Кукушкин издал неопределенно радостный звук.
«А ведь ни разу с момента перехода границы полигона не спотыкнулся пожилой писатель, – подумал Лосев. – Ведь может, если постарается, не быть обузой».
– На сопку, вниз и отдыхаем, – откликнулся Рогов.
«А ведь у Рогова голос дрожит, – отметил Лосев. – Боится эл-а-три эс? Не верит в свой же приборчик под корпусом радиоприемника? Нет, вряд ли... Дрожит от усталости? Вполне возможно – мужик в годах. Даром что опытный ходок, а годы свое берут... А старина-писатель – герой! Жалко, что антисоветчик, нравится он мне чем-то... Во как карабкается сказочник! Вот дает жару!..»
На приемлемо пологую сопку – градусов тридцать наклон – карабкался, припадая то на три, то на все четыре конечности, не один Кукушкин. И остальные пачкали колени да ладошки. А то и локти, а Лосев еще и животом приложился. Потяжелевшие рюкзаки, осточертевшие ружья безжалостно гнули к земле, к мягким и скользким мхам измотанных марш-броском в глубь полигона путников.
Но во-о-он уже и вершина сопки виднеется. Совсем-совсем близко. Еще немного, еще чуть-чуть, и можно перевалиться через каменистый гребень. А вниз уж как-нибудь. В конце концов, не зазорно и на заднице съехать.
Лидер Рогов удачно использовал в качестве ступеньки вросшую в мох гнилую корягу. Оттолкнулся от нее сапогом, трухлявая коряга переломилась, однако Рогов рывком приблизился к вершине на целый аршин и сумел ухватиться за березку, что росла всего в паре саженей от каменистого гребня.
Березовый стволик, в кулак толщиной, гибко изогнулся, с зеленых листочков обильно закапало, Рогов подтянулся, выпрямился, прижался к дереву, уперся каблуком в корень и...
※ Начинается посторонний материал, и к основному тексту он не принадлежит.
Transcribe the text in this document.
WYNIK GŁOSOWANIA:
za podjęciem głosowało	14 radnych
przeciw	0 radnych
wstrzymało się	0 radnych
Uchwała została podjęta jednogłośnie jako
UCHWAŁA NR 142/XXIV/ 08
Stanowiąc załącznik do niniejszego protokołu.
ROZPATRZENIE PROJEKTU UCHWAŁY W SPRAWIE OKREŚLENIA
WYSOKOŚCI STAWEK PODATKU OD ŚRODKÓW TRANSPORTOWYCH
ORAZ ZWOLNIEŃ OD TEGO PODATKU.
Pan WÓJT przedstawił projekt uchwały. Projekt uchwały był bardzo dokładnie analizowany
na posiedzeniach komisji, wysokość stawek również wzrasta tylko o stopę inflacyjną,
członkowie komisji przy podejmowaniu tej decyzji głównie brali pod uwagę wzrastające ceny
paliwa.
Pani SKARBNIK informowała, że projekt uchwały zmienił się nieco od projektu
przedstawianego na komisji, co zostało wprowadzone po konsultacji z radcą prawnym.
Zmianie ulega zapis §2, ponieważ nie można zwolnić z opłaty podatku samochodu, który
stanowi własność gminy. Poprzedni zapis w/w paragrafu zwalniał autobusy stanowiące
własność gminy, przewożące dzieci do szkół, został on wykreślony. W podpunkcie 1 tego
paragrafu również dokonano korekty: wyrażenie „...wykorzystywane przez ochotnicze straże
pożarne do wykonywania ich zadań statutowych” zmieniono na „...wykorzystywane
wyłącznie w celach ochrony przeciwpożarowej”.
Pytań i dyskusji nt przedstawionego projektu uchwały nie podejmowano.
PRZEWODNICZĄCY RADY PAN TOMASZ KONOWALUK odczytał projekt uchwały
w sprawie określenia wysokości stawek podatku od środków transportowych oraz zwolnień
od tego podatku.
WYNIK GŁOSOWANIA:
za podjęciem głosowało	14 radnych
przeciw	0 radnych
И по-медвежьи неспешные ухватки проводника в единый миг сменила пружинистая лихость гимнаста – каблук кирзового сапога толкнул березовый корень, руки отпустили гибкий стволик, последнее чуть-чуть до вершины Рогов преодолел одним красивым прыжком.
Лосев видел, как грамотно упал на бок Рогов, как умело перекатился через плечо, слышал, как катится проводник Рогов по противоположному склону сопки, но не сообразил сразу, что же, черт побери, произошло?
Сообразил Стрельников. Моментально.
Замыкающий, часто-часто перебирая ногами, обогнал согбенных Лосева и Кукушкина, клещом вцепился в березу, рванул мощно и швырнул себя за камни на гребне.
Мешая друг другу, ринулись к березе и Лосев с Кукушкиным.
– Уйдет, гад! – заорал Кукушкин, наступая на размазанную по мху труху от коряги. – Паша, вали его! Стрелять надо, Паша!
Писательский сапожок детского размера заскользил по трухе и еще быстрее по влаге мхов. Силясь удержать равновесие, Кукушкин всплеснул руками, стукнулся рюкзаком о напирающего сзади Лосева, и оба кубарем полетели вниз, к подножию сопки.
С противоположной стороны сопки грянул выстрел, с этой – кувыркались, скатывались по скользким мхам скрытый антисоветчик и неофит КГБ.
С той стороны эхо приумножило грохот второго выстрела, с этой – толстый ствол седого кедра остановил скольжение двух бестолково барахтающихся тел. Черт его знает, как такое безобразие получилось, однако факт: сапожок гражданина Кукушкина намертво запутался в лямках рюкзака товарища Лосева, и под горку молодой кэгэбист с пожилым диссидентом катились, будто сиамские близнецы.
Андрей, матюгнувшись, скинул рюкзак, вскочил. Кукушкин вцепился ему в штанину.
– Смотри, парень! Вот она – машина убийства...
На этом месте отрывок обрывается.